A Day in IT Sales
I'm now sitting in an old, creaking commuter train, surrounded by beautiful Finnish autumn colors. Today has been a pretty typical day for me in IT sales, starting with back luck with train schedules that forced me to sit most of the day in this old train instead of the fancier InterCity trains that come with power outlets and cafeterias. What has happened so far:
- Wake up
- Make finishing touches to a customer-specific Intranet demo
- Arrange some meetings for the rest of the week
- Check out appropriate train schedule to another city
- Because of some last-minute CSS modifications almost miss the train, forcing to lane-split with the motorcycle to the railway station
- Make it to the train, the demo front page still broken because of the CSS fixes
- Connect your laptop over the slow Bluetooth-GPRS connection and fix the CSS
- Reread the RFP and note that you've forgotten one feature, call colleague and ask him to implement it
- Reach the target city and take a taxi to the client
- Exchange some awkward pleasantries with CEO of a competing company at the door
- Hold the demo and discussions with the client, experience some issues with both the latest Firefox and the client's proxy
- Take taxi and train back
- Provide quotes for some new projects to partners over the phone
The connection problems in this process got me thinking again about better offline access to my data. Most of our back-end systems run using the Midgard Framework and OpenPSA, and there would be several options. Now I use the lightweight solution where:
- Apple iCal keeps a read-only version of my OpenPSA Calendar
- I can blog using MarsEdit and post when back online
What other data would be convenient to have available offline? At least contacts and email spring to mind.

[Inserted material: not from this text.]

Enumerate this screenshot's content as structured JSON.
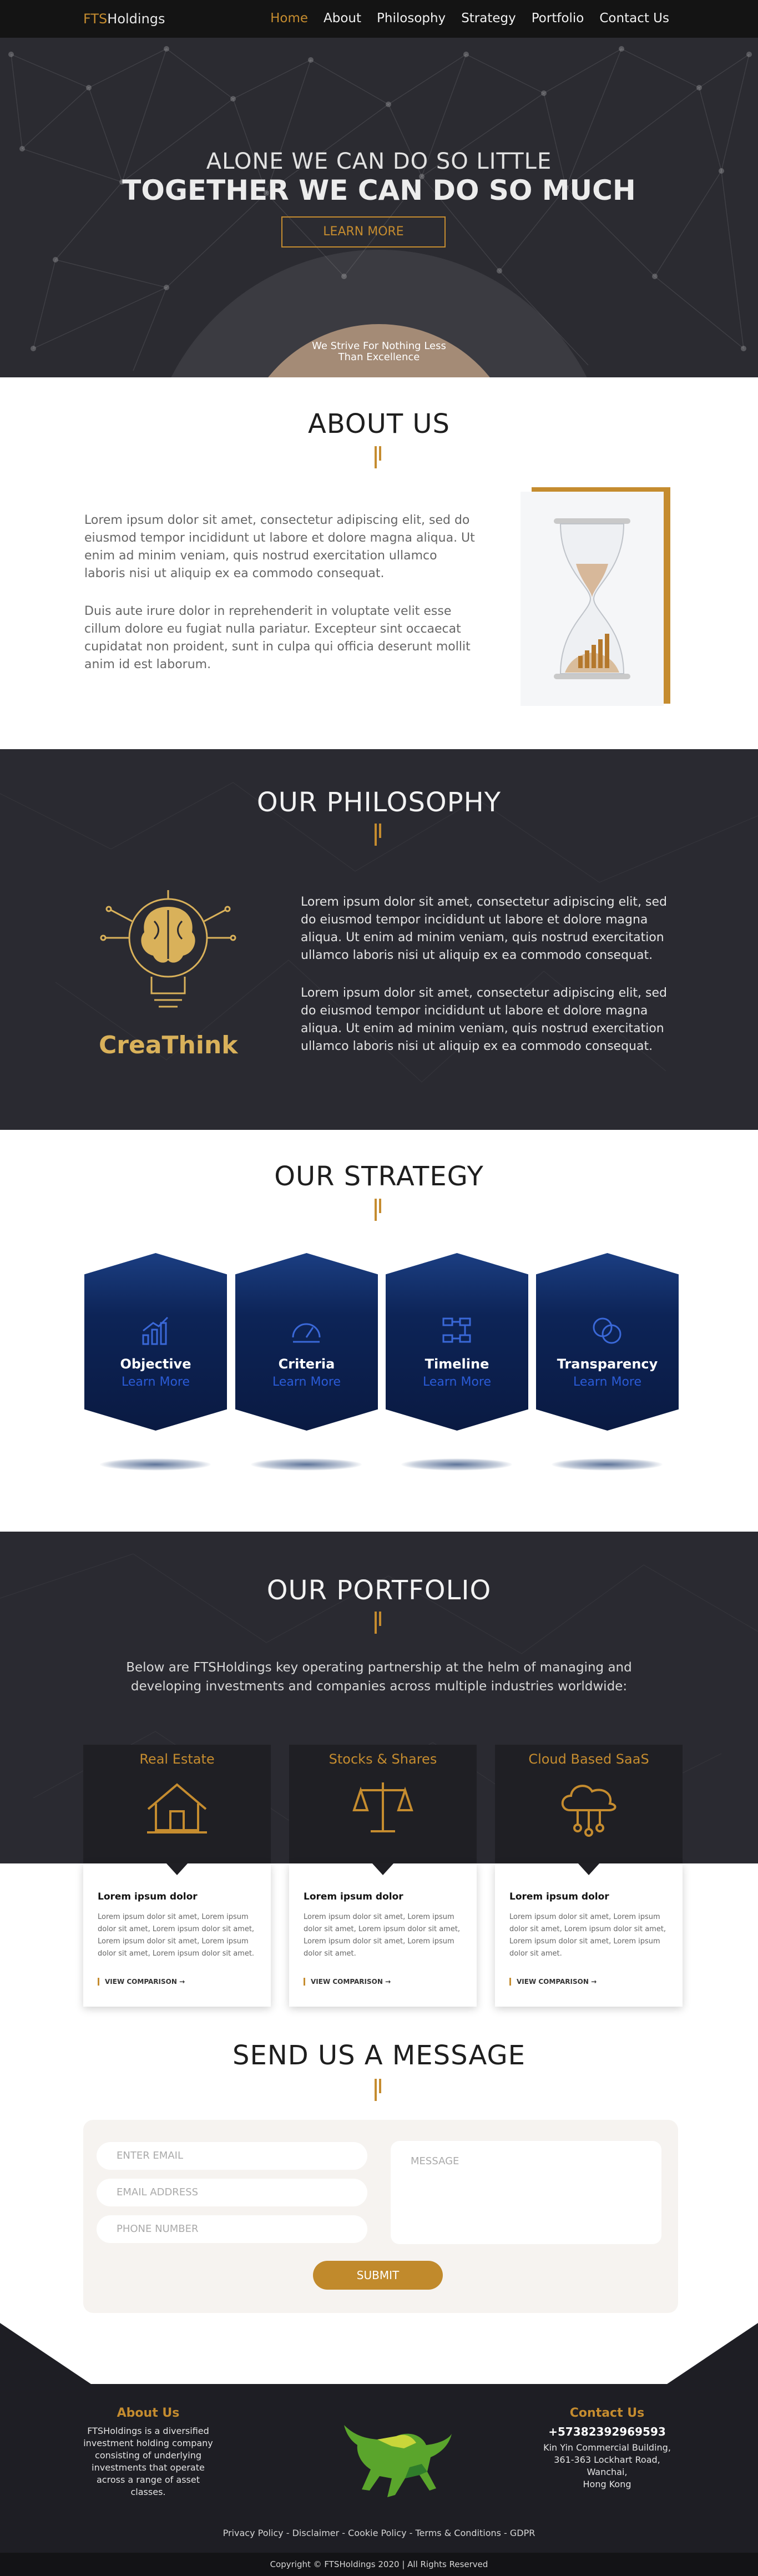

Contacts could probably be synchronized one-way by downloading a vCard file of all contacts from OpenPSA Sales, as Apple Address Book automatically receives and imports them. The problem here would be the same as with calendar: not being able to sync the data back to the server.

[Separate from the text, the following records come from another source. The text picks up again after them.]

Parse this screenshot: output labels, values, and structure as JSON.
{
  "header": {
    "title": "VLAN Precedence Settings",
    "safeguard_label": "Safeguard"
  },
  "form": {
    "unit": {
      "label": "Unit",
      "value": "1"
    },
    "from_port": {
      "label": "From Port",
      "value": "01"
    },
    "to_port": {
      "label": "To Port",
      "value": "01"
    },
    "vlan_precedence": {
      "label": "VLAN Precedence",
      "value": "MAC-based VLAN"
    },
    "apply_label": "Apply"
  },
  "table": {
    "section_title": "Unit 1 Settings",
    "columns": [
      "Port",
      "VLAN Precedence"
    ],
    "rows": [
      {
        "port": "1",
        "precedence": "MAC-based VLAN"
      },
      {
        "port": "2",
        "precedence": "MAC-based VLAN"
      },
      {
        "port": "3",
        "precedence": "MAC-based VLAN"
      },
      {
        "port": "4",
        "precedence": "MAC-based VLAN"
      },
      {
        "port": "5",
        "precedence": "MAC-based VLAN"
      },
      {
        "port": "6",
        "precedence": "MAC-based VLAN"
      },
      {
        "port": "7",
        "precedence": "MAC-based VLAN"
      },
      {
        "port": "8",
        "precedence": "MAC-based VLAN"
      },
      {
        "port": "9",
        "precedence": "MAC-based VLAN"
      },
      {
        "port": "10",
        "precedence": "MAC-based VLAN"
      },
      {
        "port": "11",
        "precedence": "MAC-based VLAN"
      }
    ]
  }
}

As to email, Thunderbird has kind of offline mode available, but I would have to keep the inbox quite minimal to be able to use it. Maybe a more aggressive folder usage strategy would help here. Essentially I should archive all interesting documents to folders specifically created for each customer or project. TODO items I can easily drag-and-drop to our support mailbox which gets imported to OpenPSA Support.